As far as we know, Euler was the first to prove $$ \pi \cot(\pi z) = \frac{1}{z} + \sum_{k=1}^\infty \left( \frac{1}{z-k} + \frac{1}{z+k} \right).$$ I've seen several modern proofs of it and they all seem to rely either on the Herglotz trick or on the residue theorem. I recon Euler had neither nor at his disposal, so how did he prove it?
Added: Did Euler prove it for complex $z$ or just reals?
On
Euler did have access to the infinite product representation of the sine function
$$\sin(\pi z)=\pi z\prod_{n=1}^{\infty}\left(1-\frac{z^2}{n^2}\right)$$
Then, we have
$$\begin{align} \frac{d \log(\sin(\pi z))}{dz}&=\pi \cot(\pi z)\\\\ &=\frac1z+\sum_{n=1}^\infty \frac{2z}{z^2-n^2}\\\\ &=\frac1z+\sum_{n=1}^\infty \left(\frac{1}{z-n}+\frac{1}{z+n}\right)\\\\ \end{align}$$
as was to be shown!
In my opinion, Euler just considered the logarithmic derivative ($\frac{d}{dz}\log(\cdot)$) of both sides of $$ \frac{\sin(\pi z)}{\pi z}=\prod_{n\geq 1}\left(1-\frac{z^2}{n^2}\right) \tag{1}$$ to derive the above identity, disregarding possible convergence issues. $(1)$ was well-known to him, and the key for his solution of the Basel problem.

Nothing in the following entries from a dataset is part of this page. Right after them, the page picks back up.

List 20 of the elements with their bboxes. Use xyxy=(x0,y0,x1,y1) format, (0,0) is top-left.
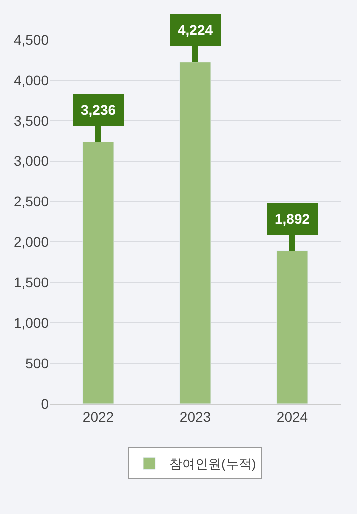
data-label: 3,236 xyxy=(81,102,116,118)
bar xyxy=(276,250,308,404)
x-tick-label: 2024 xyxy=(276,408,308,425)
y-tick-label: 500 xyxy=(26,355,50,372)
bar xyxy=(82,142,114,404)
y-tick-label: 4,500 xyxy=(14,32,50,48)
data-label: 1,892 xyxy=(275,211,310,227)
legend-label: 참여인원(누적) xyxy=(170,456,256,472)
y-tick-label: 4,000 xyxy=(14,72,50,88)
x-tick-label: 2022 xyxy=(82,408,114,425)
y-tick-label: 2,500 xyxy=(14,194,50,210)
y-tick-label: 0 xyxy=(41,396,50,412)
y-tick-label: 3,000 xyxy=(14,153,50,170)
bar xyxy=(180,62,212,404)
data-label: 4,224 xyxy=(178,22,214,38)
y-tick-label: 1,500 xyxy=(14,274,50,291)
x-tick-label: 2023 xyxy=(180,408,212,425)
y-tick-label: 1,000 xyxy=(14,315,50,332)
y-tick-label: 3,500 xyxy=(14,112,50,129)
y-tick-label: 2,000 xyxy=(14,234,50,250)
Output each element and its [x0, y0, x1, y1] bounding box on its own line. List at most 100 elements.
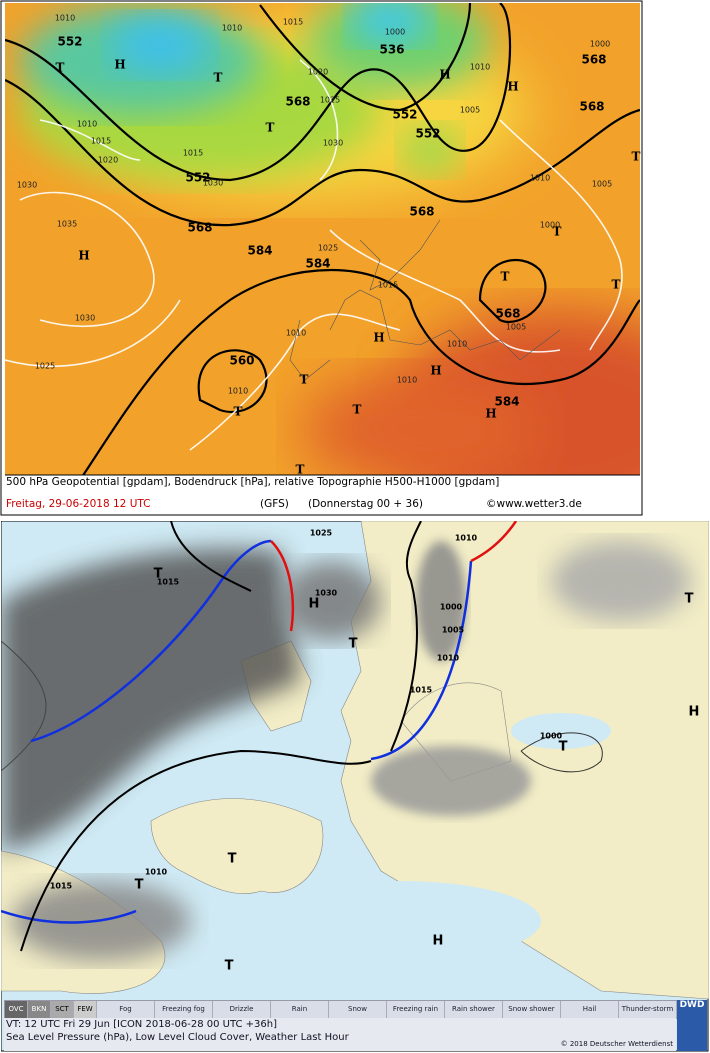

The possibility to apply the logarithmic derivative to both sides of $(1)$ follows from the whole Mittag-Leffler/Weierstrass products machinery.
It is possible to prove $(1)$ for $z\in\mathbb{R}$ (together with its uniform convergence over any compact subset of $\mathbb{R}$) by avoiding complex analysis, just exploiting the properties of Chebyshev polynomials of the second kind, but I am not so sure that Euler was aware of that (also because Chebyshev came about 100 years later than Euler).